Non, pas connu !… des kilos de viande crue sur la figure, un peu de champagne de temps en temps…


ANDRÉ.

Et une rose entre les dents.


EMMA.

Elle reçoit comme ça à son jour.


ANDRÉ.

Vous me présenterez.


GILLET.

Mais c’est dégoûtant ce que tu nous racontes là !


FÉLIX, à André, en le prenant par le bras.

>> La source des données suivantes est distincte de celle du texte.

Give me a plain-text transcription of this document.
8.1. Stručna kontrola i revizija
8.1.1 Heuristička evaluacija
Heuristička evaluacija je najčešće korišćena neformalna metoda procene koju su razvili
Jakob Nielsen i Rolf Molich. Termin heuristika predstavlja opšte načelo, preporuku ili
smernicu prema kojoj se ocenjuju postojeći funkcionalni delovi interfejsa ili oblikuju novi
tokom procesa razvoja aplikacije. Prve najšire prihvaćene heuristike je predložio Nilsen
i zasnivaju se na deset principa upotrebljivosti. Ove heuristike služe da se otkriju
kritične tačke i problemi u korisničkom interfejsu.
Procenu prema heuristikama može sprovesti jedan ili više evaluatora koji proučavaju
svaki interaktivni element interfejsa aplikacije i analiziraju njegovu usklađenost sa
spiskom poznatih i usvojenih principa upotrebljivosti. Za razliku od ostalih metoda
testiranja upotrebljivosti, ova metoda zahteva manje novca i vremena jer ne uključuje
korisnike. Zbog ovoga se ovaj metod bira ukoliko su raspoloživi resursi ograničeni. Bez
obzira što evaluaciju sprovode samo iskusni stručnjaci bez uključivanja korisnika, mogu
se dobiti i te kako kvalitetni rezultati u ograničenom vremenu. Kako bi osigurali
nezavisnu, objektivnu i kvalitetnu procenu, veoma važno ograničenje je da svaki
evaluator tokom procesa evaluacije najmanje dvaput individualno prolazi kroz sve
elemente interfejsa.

Dire que tu as l’air à l’aise parmi l’écœurement de tous ces propos !


ANDRÉ.

N’en dis pas de mal… C’est la poésie même du lieu : cela fait partie de l’atmosphère mélancolique et chère de ces répétitions voilées d’ombres… et je les aime comme les dévotes doivent aimer l’éternuement du sacristain… N’en dis pas de mal. Ce sont les bruits de chaise de l’église…


SICAULT.

Vous êtes libre, Paulette, pour aujourd’hui ?


PAULETTE.

Non, je reste voir les ébats chorégraphiques de Valgy… Qu’est-ce qu’elle fait ? Elle enlève son corsage… Eh bien, et ce rhume ?


VALGY.

Zut ! tant pis !… Je ne peux pas répéter ces mouvements-là dans des entournures.


GILLET.

C’est imbécile… Vous allez attraper la mort.